Playing monopoly with the Public Service

The setting up by the David Granger administration of a Commission on Inquiry into the Public Service and the government’s subsequent agreement to engage the Guyana Public Service Union (GPSU) in talks on Public Servants’ wages, salaries and conditions of service amounted to important breakthroughs for the Public Service given the unwholesome condition in which it had found itself for decades. The two developments were meant to send a signal that government was keen to tackle some of the long-standing issues – particularly those relating to pay and conditions of service ‒ affecting public servants, as well as the failure of the Public Service to attract highly qualified persons, (save and except on lucrative contracts) low morale and attendant underperformance on account of too little incentive.

The Public Service CoI has been completed and the findings made public. That aside, there have been what the GPSU says are incomplete negotiations with government on wages and salaries. There has also been a salary increase payout based on an offer made by government. The union had made it clear that the pay offer was inadequate.

The point about all this is that since the current administration took office we have seen two major developments designed to address what is generally accepted to be a crisis in the Public Service. Up until now, however, neither of those appears to have placed us on a road to a long-term solution to that crisis. Things are still in a state of flux.

One utilizes the phrase ‘up until now’ to make the point that there does not exist an expectation that a Public Service that has festered in official neglect for so long will undergo dramatic change in a jiffy. On the other hand we are entitled to expect that what has been done up to this time will at least provide some sort of road map towards eventual meaningful transformation. However, even that, at this juncture, appears uncertain.

Little is known, publicly, that is, regarding such arrangements as exist for the full and effective implementation of the recommendations of the Lutchman Commission Report, and given this country’s proclivity for burying reports of Commissions of Inquiry (and the opportunity should be taken here to make the point that there have been quite a few other CoIs, the recommendations of which are yet to be implemented), this is not simply a routine observation. At this juncture, official assurances are required, and quickly, regarding the status of the implementation of the CoI. Either that or the government must explain the delay.

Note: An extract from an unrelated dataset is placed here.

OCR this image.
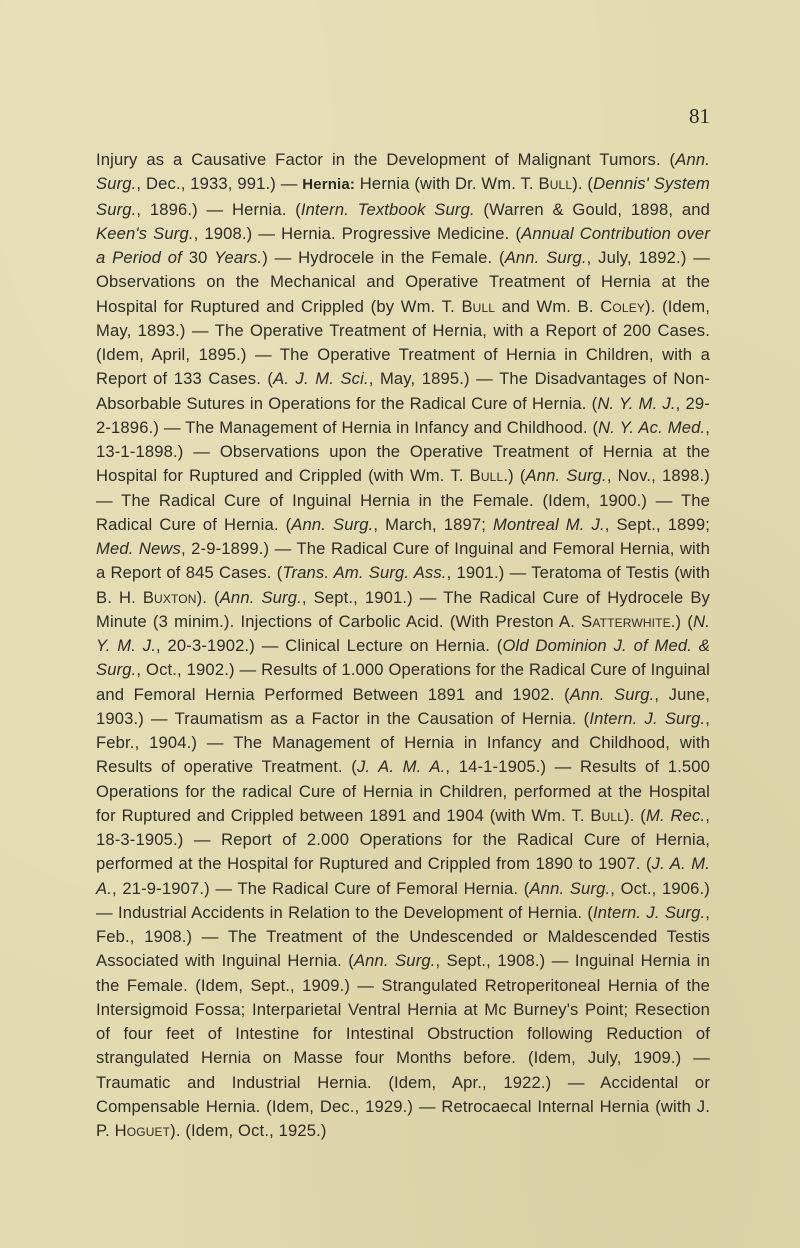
81
Injury as a Causative Factor in the Development of Malignant Tumors. (Ann. Surg., Dec., 1933, 991.) — Hernia: Hernia (with Dr. Wm. T. Bull). (Dennis' System Surg., 1896.) — Hernia. (Intern. Textbook Surg. (Warren & Gould, 1898, and Keen's Surg., 1908.) — Hernia. Progressive Medicine. (Annual Contribution over a Period of 30 Years.) — Hydrocele in the Female. (Ann. Surg., July, 1892.) — Observations on the Mechanical and Operative Treatment of Hernia at the Hospital for Ruptured and Crippled (by Wm. T. Bull and Wm. B. Coley). (Idem, May, 1893.) — The Operative Treatment of Hernia, with a Report of 200 Cases. (Idem, April, 1895.) — The Operative Treatment of Hernia in Children, with a Report of 133 Cases. (A. J. M. Sci., May, 1895.) — The Disadvantages of Non-Absorbable Sutures in Operations for the Radical Cure of Hernia. (N. Y. M. J., 29-2-1896.) — The Management of Hernia in Infancy and Childhood. (N. Y. Ac. Med., 13-1-1898.) — Observations upon the Operative Treatment of Hernia at the Hospital for Ruptured and Crippled (with Wm. T. Bull.) (Ann. Surg., Nov., 1898.) — The Radical Cure of Inguinal Hernia in the Female. (Idem, 1900.) — The Radical Cure of Hernia. (Ann. Surg., March, 1897; Montreal M. J., Sept., 1899; Med. News, 2-9-1899.) — The Radical Cure of Inguinal and Femoral Hernia, with a Report of 845 Cases. (Trans. Am. Surg. Ass., 1901.) — Teratoma of Testis (with B. H. Buxton). (Ann. Surg., Sept., 1901.) — The Radical Cure of Hydrocele By Minute (3 minim.). Injections of Carbolic Acid. (With Preston A. Satterwhite.) (N. Y. M. J., 20-3-1902.) — Clinical Lecture on Hernia. (Old Dominion J. of Med. & Surg., Oct., 1902.) — Results of 1.000 Operations for the Radical Cure of Inguinal and Femoral Hernia Performed Between 1891 and 1902. (Ann. Surg., June, 1903.) — Traumatism as a Factor in the Causation of Hernia. (Intern. J. Surg., Febr., 1904.) — The Management of Hernia in Infancy and Childhood, with Results of operative Treatment. (J. A. M. A., 14-1-1905.) — Results of 1.500 Operations for the radical Cure of Hernia in Children, performed at the Hospital for Ruptured and Crippled between 1891 and 1904 (with Wm. T. Bull). (M. Rec., 18-3-1905.) — Report of 2.000 Operations for the Radical Cure of Hernia, performed at the Hospital for Ruptured and Crippled from 1890 to 1907. (J. A. M. A., 21-9-1907.) — The Radical Cure of Femoral Hernia. (Ann. Surg., Oct., 1906.) — Industrial Accidents in Relation to the Development of Hernia. (Intern. J. Surg., Feb., 1908.) — The Treatment of the Undescended or Maldescended Testis Associated with Inguinal Hernia. (Ann. Surg., Sept., 1908.) — Inguinal Hernia in the Female. (Idem, Sept., 1909.) — Strangulated Retroperitoneal Hernia of the Intersigmoid Fossa; Interparietal Ventral Hernia at Mc Burney's Point; Resection of four feet of Intestine for Intestinal Obstruction following Reduction of strangulated Hernia on Masse four Months before. (Idem, July, 1909.) — Traumatic and Industrial Hernia. (Idem, Apr., 1922.) — Accidental or Compensable Hernia. (Idem, Dec., 1929.) — Retrocaecal Internal Hernia (with J. P. Hoguet). (Idem, Oct., 1925.)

Even now, there is a strong case for an official explanation. While it is no secret that the hearings of the CoI included sentiments that strongly opposed the commonplace practice of awarding lucrative contracts to persons outside the framework of the Public Service Commission (PSC) appointments machinery, the practice remains in considerable evidence under the present administration. The point to be made here is that all too often contract employment appears to be at least in part, an eventuality arising out of scarce skills in a particular area, as well as a function of one or another shade of nepotism and cronyism.

One of the things, sadly, that successive political administrations have seemingly failed to accept is that the pay issue in the Public Service has to do with more than the inadequate salaries (these remain inadequate despite the recent 10 per cent increase) afforded traditional public servants. The other related issue is the sense of resentment felt by traditional public servants who must work cheek by jowl with their better-compensated counterparts, a condition that must surely create feelings of inadequacy.

To what is, by now, the urgent need to remove the inhibiting anomalies affecting the Public Service by hastening the implementation of the recommendations (at least some of them) of the Lutchman Report, must be added the need to clear up the anomalous circumstance that obtain in the matter of the incomplete government-GPSU talks on public servants’ wages, salaries and conditions of service. As an aside it has to be said that at least from the perspective of the GPSU the increases that arose out of the earlier round of talks were, in effect, imposed, since the union made it clear that it considered the amount of the increase to be some considerable distance behind the 40 per cent increase that it had been seeking.

By now one might have expected that the issue of the resumption of the talks (beyond actual wages and salaries, there are still a number of other issues on which the two must agree) would have returned to the front burner. That has not been the case nor has the government or the union publicly raised the issue of the resumption of the talks in recent weeks. Is there, perhaps, the likelihood, that all of this might slip quietly onto the back burner? It would surely help to hear from the union, and quickly, on this particular matter.

Unsurprisingly, and as has been the case over time, the absence of a militant mindfulness of their well-being has meant that public servants may well have returned to their customary condition of intense but passive resentment. As of now there is nothing to suggest otherwise. But then it is as much the future of the Public Service as the well-being of public servants that is at stake; successive political administrations have been playing monopoly with the Public Service for far too long.